The following safety guidelines must be followed when using antimicrobials:

  • All requirements on the pesticide product label must be followed, including directions for container disposal.
  • Materials should be kept in the original, labeled containers; dilute solutions (e.g. 10% bleach) must be clearly labeled containers identifying contents and associated hazard information.
  • All employees handling pesticides must have available the handling instructions for the materials, necessary personal protective equipment, and the material safety data sheets (SDS).
  • The laboratory supervisor must have a written training program for employees. Training must be completed before the employee handles an antimicrobial and provided annually thereafter. Training documentation must be kept in the employee's record for two years. At a minimum, employees must be instructed on the following items:
    • Immediate and long-term hazards involved.
    • Procedures for safe use including application and storage.
    • Protective clothing and equipment to use.
    • Safety procedures including those for handling emergency situations.
    • Common symptoms of poisoning and ways poisoning can occur.
    • Where and how to obtain emergency medical treatment.
    • Applicable laws, regulations, labeling requirements and SDS information.
    • Decontamination procedures.
    • Location of the Hazard Communication Program information.

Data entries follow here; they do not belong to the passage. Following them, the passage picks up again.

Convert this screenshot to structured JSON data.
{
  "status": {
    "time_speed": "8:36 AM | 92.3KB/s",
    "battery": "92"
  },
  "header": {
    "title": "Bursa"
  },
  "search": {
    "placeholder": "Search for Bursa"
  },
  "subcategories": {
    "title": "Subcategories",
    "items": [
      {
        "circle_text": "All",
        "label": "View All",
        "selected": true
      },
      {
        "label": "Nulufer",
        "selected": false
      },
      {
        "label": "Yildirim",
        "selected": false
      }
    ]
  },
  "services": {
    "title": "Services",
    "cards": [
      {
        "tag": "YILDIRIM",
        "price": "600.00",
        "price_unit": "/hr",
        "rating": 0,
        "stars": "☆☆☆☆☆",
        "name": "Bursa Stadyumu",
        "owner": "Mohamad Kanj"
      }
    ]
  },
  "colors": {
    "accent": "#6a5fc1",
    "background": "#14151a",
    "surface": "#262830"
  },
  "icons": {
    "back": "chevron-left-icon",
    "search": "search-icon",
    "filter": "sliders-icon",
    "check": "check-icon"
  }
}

  • When the product label states the requirement for respiratory protection, the employer must provide the proper respirator. Employees requiring respiratory protection must be evaluated by Occupational Health Services, then fit-tested and trained by EH&S in the proper use, care, and limitations of respiration protection. See SafetyNet #88, “Respiratory Protection Program” for further information.
  • All required safety equipment listed on the product labeling, must be provided and maintained (i.e., cleaned, repaired, etc.).
  • Adequate light must be available to allow the employee to perform work activities in a safe manner.
  • Disposal of pesticides, pesticide containers and pesticide solutions is strictly regulated; submit to EH&S as hazardous waste.